At the dark heart of epistemological nihilism, we are not actually left with the assumption that anything, much less everything, is false. We have no more evidence of that than we do that anything is true. So, while wallowing in nihilism is a possible result, it is far from a necessary one – in fact it is one that proceeds from a faulty assumption. Instead, we find ourselves asking “What now?” The rational response is to start putting possibilities out there. Now there are (at least) two possible ways of putting stuff out there, but we’ll look at the two we (humans) have tried so far:

(1) Affirming as Truth: This is the way that holds that what is presented is unquestionable and True (with the quaint capitalization). This is the stuff of dogma and usually results in orthodoxy requirements rather than evidential standards, and precludes the possibility of error-correction based on anything external to the system. There is no error potential recognized to consider even the possibility of ever needing correcting. One can point to trivial logical errors, yes, but these are about as meaningful as trivial logical truisms, so it really only indicates internal consistency, not correction by comparison to external referent.

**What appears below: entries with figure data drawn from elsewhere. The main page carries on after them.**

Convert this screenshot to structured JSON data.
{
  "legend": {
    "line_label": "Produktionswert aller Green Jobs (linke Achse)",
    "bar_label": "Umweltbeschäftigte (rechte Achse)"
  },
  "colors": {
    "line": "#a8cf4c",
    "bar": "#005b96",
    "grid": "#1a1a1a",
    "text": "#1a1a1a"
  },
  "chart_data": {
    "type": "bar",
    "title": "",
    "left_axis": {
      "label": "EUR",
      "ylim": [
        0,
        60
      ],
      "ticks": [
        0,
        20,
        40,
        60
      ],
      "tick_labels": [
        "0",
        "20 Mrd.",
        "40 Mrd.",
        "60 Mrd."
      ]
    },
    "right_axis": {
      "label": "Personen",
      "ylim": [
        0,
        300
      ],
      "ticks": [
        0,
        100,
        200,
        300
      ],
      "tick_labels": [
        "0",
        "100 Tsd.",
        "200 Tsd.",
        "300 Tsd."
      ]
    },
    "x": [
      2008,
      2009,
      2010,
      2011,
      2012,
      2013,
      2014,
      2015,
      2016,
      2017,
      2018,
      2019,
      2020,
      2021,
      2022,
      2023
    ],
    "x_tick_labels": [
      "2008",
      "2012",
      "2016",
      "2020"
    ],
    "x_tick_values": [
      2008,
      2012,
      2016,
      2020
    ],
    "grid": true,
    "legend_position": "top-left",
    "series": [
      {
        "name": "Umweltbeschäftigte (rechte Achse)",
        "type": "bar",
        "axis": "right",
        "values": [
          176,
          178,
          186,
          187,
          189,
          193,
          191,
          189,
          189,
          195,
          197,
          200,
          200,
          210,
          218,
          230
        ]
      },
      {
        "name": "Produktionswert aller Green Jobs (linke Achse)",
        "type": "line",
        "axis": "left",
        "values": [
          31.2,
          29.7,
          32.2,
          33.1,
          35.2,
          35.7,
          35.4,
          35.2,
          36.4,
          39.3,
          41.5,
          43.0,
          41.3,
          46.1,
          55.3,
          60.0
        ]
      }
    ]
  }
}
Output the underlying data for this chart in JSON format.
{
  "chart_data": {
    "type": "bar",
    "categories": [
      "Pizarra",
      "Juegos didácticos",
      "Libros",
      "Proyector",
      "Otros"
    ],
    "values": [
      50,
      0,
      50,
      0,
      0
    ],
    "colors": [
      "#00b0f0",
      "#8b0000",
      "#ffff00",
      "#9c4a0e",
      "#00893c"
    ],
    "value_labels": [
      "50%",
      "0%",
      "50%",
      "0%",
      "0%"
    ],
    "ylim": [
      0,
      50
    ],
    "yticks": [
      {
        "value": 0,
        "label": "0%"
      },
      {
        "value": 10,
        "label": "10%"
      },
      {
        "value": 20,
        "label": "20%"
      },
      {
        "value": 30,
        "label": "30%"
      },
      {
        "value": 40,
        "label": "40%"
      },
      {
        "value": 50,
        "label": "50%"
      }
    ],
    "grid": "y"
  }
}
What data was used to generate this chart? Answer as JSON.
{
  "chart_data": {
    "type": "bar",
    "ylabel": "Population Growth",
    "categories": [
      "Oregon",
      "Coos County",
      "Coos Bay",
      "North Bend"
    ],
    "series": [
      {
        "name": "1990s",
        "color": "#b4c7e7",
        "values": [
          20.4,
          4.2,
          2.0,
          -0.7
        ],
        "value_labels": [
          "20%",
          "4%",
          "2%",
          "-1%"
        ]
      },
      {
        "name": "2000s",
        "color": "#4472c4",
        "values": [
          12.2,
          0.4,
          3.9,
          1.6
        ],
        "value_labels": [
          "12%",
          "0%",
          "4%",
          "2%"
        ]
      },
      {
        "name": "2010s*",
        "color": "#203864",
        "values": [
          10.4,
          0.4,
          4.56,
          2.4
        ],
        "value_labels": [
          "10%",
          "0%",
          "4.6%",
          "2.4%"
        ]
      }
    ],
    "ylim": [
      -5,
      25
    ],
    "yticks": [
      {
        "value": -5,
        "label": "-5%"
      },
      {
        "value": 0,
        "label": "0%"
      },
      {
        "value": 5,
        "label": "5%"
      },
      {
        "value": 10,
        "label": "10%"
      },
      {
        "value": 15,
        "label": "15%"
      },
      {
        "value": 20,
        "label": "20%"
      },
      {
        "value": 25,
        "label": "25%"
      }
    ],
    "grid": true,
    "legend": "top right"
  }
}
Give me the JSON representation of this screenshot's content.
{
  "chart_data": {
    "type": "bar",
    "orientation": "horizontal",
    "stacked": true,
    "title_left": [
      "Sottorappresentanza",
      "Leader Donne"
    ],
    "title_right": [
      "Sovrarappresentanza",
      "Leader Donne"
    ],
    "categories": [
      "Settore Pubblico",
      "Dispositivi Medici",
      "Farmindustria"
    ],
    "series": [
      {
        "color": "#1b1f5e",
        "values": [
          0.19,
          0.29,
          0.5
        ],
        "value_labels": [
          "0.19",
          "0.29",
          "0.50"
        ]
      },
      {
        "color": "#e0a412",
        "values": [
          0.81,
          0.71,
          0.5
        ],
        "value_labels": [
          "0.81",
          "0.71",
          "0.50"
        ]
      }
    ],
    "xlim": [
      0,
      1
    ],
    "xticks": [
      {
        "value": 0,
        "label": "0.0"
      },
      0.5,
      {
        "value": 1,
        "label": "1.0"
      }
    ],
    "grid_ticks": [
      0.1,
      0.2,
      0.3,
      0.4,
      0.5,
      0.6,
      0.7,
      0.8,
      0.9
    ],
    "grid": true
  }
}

(2) Tentative positings: This is a way that holds firmly in mind that we may be mistaken about what we posit and that seeks not just to check our internal consistency logically, but also provides opportunity to hold any presumptions to testing on the basis of some external referent. In the case of science, that external referent is empirical reality. What is truly important is the holding of the possibility of error because that is what provides for change, growth and adaptation.

This is the difference between “affirmation” and “positing” that I refer to in my original critique of Dan’s article. When I speak of a critique-based mindset, it is not a case of denial about any facts. It is a case of persistent doubt. Now contrary to what we’ve been told for thousands of years by religious dogmatists who wish to set the terms of the discourse, doubt is not denial.

Some theses about personal gods merit more than doubt, they merit outright denial, theoretically provisional as that denial may be.

I welcome any further thoughts, critiques, or questions.